Create the document-term matrix

In [6]:
token = RegexpTokenizer(r'[a-zA-Z0-9]+')
cv = CountVectorizer(lowercase=True,stop_words=stop_words, ngram_range = (1,1),tokenizer = token.tokenize)
text_counts = cv.fit_transform(df['comments'])

  'stop_words.' % sorted(inconsistent))


Visualize the document-term matrix

In [7]:
df = pd.DataFrame(text_counts.todense(),columns = cv.get_feature_names())

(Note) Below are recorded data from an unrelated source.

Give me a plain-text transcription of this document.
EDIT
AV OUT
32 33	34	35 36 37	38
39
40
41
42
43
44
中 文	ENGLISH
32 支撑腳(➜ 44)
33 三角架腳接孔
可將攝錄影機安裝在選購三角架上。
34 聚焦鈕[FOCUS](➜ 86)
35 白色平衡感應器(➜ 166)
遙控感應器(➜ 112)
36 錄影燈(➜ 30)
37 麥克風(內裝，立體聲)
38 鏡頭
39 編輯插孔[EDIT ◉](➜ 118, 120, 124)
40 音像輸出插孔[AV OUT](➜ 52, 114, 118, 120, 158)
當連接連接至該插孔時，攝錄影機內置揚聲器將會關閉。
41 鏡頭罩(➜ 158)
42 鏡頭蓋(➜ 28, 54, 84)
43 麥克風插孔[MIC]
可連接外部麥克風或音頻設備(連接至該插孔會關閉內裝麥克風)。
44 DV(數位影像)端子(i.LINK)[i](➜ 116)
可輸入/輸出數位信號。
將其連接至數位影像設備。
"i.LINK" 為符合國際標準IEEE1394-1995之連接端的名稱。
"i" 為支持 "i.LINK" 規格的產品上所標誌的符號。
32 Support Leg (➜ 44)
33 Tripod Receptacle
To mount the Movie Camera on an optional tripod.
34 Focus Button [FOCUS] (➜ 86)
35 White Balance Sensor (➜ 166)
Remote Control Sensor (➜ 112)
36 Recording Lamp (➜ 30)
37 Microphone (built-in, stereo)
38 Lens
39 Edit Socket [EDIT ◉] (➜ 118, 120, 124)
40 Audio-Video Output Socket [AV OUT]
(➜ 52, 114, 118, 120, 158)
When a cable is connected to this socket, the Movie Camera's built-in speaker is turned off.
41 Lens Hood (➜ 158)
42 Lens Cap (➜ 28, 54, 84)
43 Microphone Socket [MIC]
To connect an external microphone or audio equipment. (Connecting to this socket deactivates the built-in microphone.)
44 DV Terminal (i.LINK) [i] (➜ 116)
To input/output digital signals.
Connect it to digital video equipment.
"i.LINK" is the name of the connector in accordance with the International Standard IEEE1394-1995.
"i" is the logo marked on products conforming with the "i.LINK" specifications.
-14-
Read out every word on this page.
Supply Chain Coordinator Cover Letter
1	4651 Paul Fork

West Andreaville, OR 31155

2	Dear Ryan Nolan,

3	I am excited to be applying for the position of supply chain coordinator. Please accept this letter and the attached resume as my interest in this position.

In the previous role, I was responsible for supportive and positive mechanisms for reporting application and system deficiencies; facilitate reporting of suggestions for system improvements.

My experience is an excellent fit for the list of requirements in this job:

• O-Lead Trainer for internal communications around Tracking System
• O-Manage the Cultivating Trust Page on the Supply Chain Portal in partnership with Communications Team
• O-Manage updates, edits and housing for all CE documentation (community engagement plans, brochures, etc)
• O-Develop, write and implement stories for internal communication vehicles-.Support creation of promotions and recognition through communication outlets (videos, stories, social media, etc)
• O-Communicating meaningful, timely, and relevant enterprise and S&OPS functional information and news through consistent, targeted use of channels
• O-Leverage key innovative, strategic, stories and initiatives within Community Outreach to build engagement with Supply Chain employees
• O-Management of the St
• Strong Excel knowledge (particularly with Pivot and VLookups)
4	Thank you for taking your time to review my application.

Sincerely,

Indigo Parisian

Convert to term-document matrix

In [8]:
tdm = df.transpose()

Format term-document matrix for gensim

In [9]:
sparse_counts = scipy.sparse.csr_matrix(tdm)
corpus = matutils.Sparse2Corpus(sparse_counts)

Create dictionary of all terms and locations

In [10]:
id2word = dict((v, k) for k, v in cv.vocabulary_.items())

Run LDA Model

In [11]:
lda = models.LdaModel(corpus=corpus, id2word=id2word, num_topics=5, passes=75)
lda.print_topics()

[(0,
  '0.008*"york" + 0.006*"principal" + 0.006*"education" + 0.006*"city" + 0.005*"state" + 0.005*"community" + 0.005*"reportsa" + 0.005*"learning" + 0.004*"list" + 0.004*"program"'),
 (1,
  '0.007*"principal" + 0.004*"quest" + 0.003*"son" + 0.003*"education" + 0.003*"bullying" + 0.003*"staff" + 0.002*"city" + 0.002*"administration" + 0.002*"incidents" + 0.002*"community"'),
 (2,
  '0.006*"class" + 0.006*"principal" + 0.006*"know" + 0.006*"really" + 0.005*"middle" + 0.005*"time" + 0.004*"best" + 0.004*"staff" + 0.004*"say" + 0.004*"help"'),
 (3,
  '0.009*"program" + 0.008*"principal" + 0.005*"class" + 0.005*"learning" + 0.005*"community" + 0.005*"son" + 0.005*"staff" + 0.004*"education" + 0.004*"language" + 0.004*"love"')]